Service API Design - Context vs State
Carlos Perez at manageability.org posted an interesting discussion on OO-styled interactions, and I can’t agree more.
It is very common to find most people listing statelessness as one of the key principles of service API design. Statelessness is an overloaded term. To my experience, when someone says that a service is stateful, he/she usually means that the service maintains some internal state. We can argue all day long on whether maintaing state is good or bad - the answer usually depends on what the service is doing. In most cases, whether a service needs to maintain state or not is a service implementation choice - service users do not need to know or care about it.
From the client’s point of view, statefulness of a service usually implies that interactions with the service need to happen in some sequence to be meaningful, i.e. the client maintains some context with the service it is interacting with. Context is what a client should care about - not about whether the service is stateful or stateless.

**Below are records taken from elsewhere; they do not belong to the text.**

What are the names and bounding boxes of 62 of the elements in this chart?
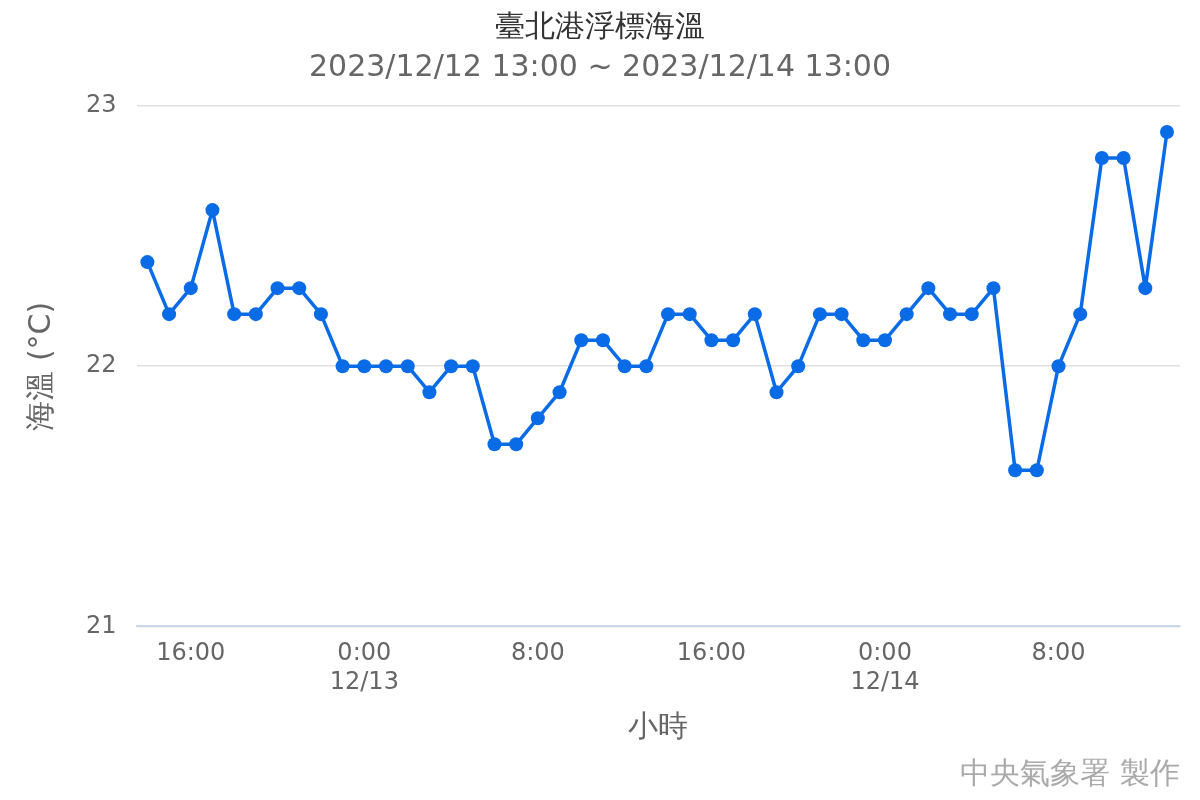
point: [1116, 151, 1131, 166]
point: [248, 307, 263, 322]
point: [487, 437, 502, 452]
point: [856, 333, 871, 348]
point: [313, 307, 328, 322]
x-tick-label: 8:00: [1031, 638, 1086, 667]
point: [1138, 281, 1153, 296]
point: [639, 359, 654, 374]
y-tick-label: 23: [85, 90, 117, 119]
x-axis-title: 小時: [628, 707, 689, 743]
point: [400, 359, 415, 374]
x-tick-label: 8:00: [510, 638, 565, 667]
point: [812, 307, 827, 322]
point: [292, 281, 307, 296]
y-tick-label: 22: [85, 350, 117, 379]
point: [183, 281, 198, 296]
chart-subtitle: 2023/12/12 13:00 ~ 2023/12/14 13:00: [308, 47, 892, 83]
chart-title: 臺北港浮標海溫: [495, 7, 705, 43]
point: [943, 307, 958, 322]
point: [661, 307, 676, 322]
point: [834, 307, 849, 322]
point: [444, 359, 459, 374]
point: [964, 307, 979, 322]
x-tick-label: 0:00 12/13: [329, 638, 399, 695]
point: [617, 359, 632, 374]
point: [791, 359, 806, 374]
point: [595, 333, 610, 348]
point: [422, 385, 437, 400]
y-axis-title: 海溫 (°C): [21, 301, 57, 431]
point: [574, 333, 589, 348]
point: [270, 281, 285, 296]
point: [140, 255, 155, 270]
point: [747, 307, 762, 322]
point: [769, 385, 784, 400]
point: [986, 281, 1001, 296]
point: [509, 437, 524, 452]
point: [1051, 359, 1066, 374]
point: [465, 359, 480, 374]
x-tick-label: 0:00 12/14: [850, 638, 920, 695]
point: [530, 411, 545, 426]
point: [1159, 125, 1174, 140]
point: [357, 359, 372, 374]
point: [205, 203, 220, 218]
point: [1094, 151, 1109, 166]
point: [162, 307, 177, 322]
point: [1008, 463, 1023, 478]
text: 中央氣象署 製作: [960, 754, 1180, 792]
point: [227, 307, 242, 322]
point: [877, 333, 892, 348]
point: [1029, 463, 1044, 478]
point: [552, 385, 567, 400]
x-tick-label: 16:00: [676, 638, 746, 667]
point: [704, 333, 719, 348]
y-tick-label: 21: [85, 610, 117, 639]
x-tick-label: 16:00: [156, 638, 226, 667]
point: [335, 359, 350, 374]
point: [726, 333, 741, 348]
point: [1073, 307, 1088, 322]
point: [379, 359, 394, 374]
point: [682, 307, 697, 322]
point: [921, 281, 936, 296]
point: [899, 307, 914, 322]
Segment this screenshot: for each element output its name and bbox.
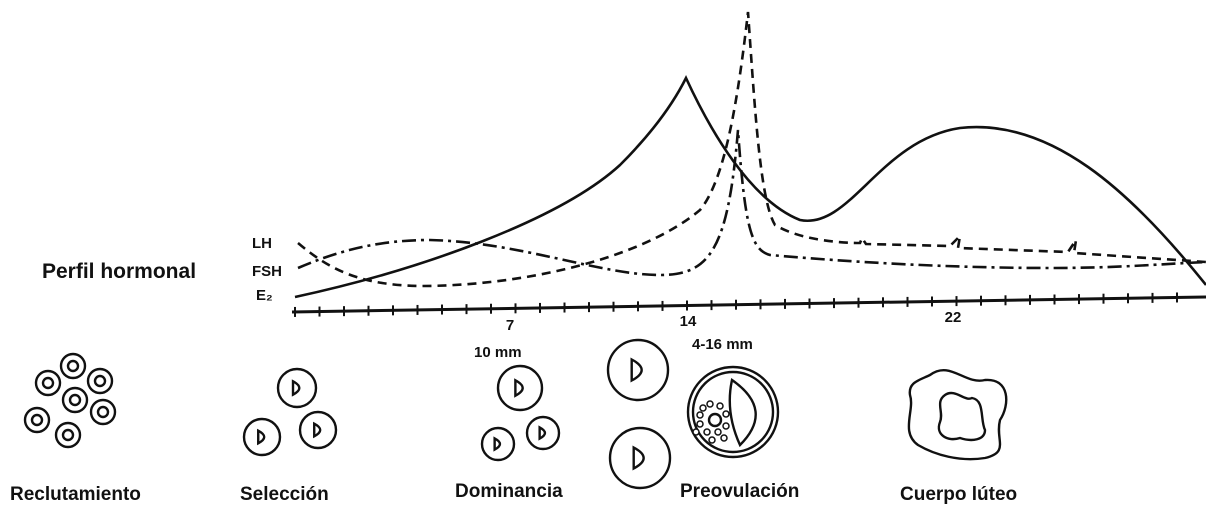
fsh-label: FSH: [252, 263, 282, 280]
follicle: [34, 369, 62, 397]
day-label: 14: [680, 313, 697, 330]
axis-ticks: [294, 292, 1178, 317]
stage-label: Reclutamiento: [10, 484, 141, 505]
profile-label: Perfil hormonal: [42, 260, 196, 283]
follicle: [54, 421, 82, 449]
stage-label: Selección: [240, 484, 329, 505]
stage-label: Preovulación: [680, 481, 799, 502]
oocyte: [66, 359, 80, 373]
granulosa: [696, 411, 704, 419]
oocyte: [61, 428, 75, 442]
oocyte: [93, 374, 107, 388]
corpus-luteum-inner: [937, 391, 987, 442]
antrum: [632, 445, 645, 471]
follicle: [242, 417, 282, 457]
granulosa: [722, 410, 730, 418]
oocyte: [41, 376, 55, 390]
follicle: [480, 426, 516, 462]
granulosa: [714, 428, 722, 436]
granulosa: [706, 400, 714, 408]
granulosa: [708, 436, 716, 444]
granulosa: [716, 402, 724, 410]
antrum: [493, 436, 502, 452]
follicle: [298, 410, 338, 450]
follicle: [276, 367, 318, 409]
granulosa: [703, 428, 711, 436]
oocyte: [707, 412, 723, 428]
granulosa: [720, 434, 728, 442]
granulosa: [696, 420, 704, 428]
antrum: [538, 425, 547, 441]
follicles: [23, 338, 780, 490]
follicle: [686, 365, 780, 459]
follicle: [608, 426, 672, 490]
day-label: 22: [945, 309, 962, 326]
size-label: 10 mm: [474, 344, 522, 361]
antrum: [313, 421, 322, 439]
day-axis: [291, 295, 1206, 314]
follicle-inner: [691, 370, 775, 454]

Shared context makes service invocation interesting and meaningful. The service needs to define the context which may then be updated by the service or the client, and may even include references to any internal state maintained by the service itself. Services that don’t require any client-managed context are usually general-purpose utility services. Most usuful services need to depend on some share context to be useful. Context is what makes it possible to break a task into sub-tasks and let the client invoke sub-tasks in some defined sequence.
Some designers may prefer combining shared context with the inputs and outputs of service invocations. IMO, keeping the context separate from the data being processed and returned makes the service interface definition lot more cleaner, easier to understand, and extend. One problem with most programming models used for implementing services is that they don’t provide for shared context. For instance, take stateful EJBs. They are becoming extinct (rightly so) because they emphasize on the stateful nature and not on the shared context. With stateful EJBs, sharing the context meant that the client held onto the bean till the work is done. That is not the same as the shared context. Unfortunately, later layers like Java web services extended the same notion, and don’t provide for shared context within the supported programming models. You can easily bind a web service implementation to a class or a EJB, but you need to invent your own mechanisms for supporting shared context. Then there is the Web Servces Composite Application Framework, but I don’t think that is what service developers really want to worry about.
This also reminds me of The Need for Shared Context by Anne Thomas Manes, which argued for the need for defining a shared context.
Another harmful aspect OO-styled interactions that Carlos did not mention is idempotency. One of the problems with object-oriented development is that it is difficult to tell whether a given service invocation is idempotent or not.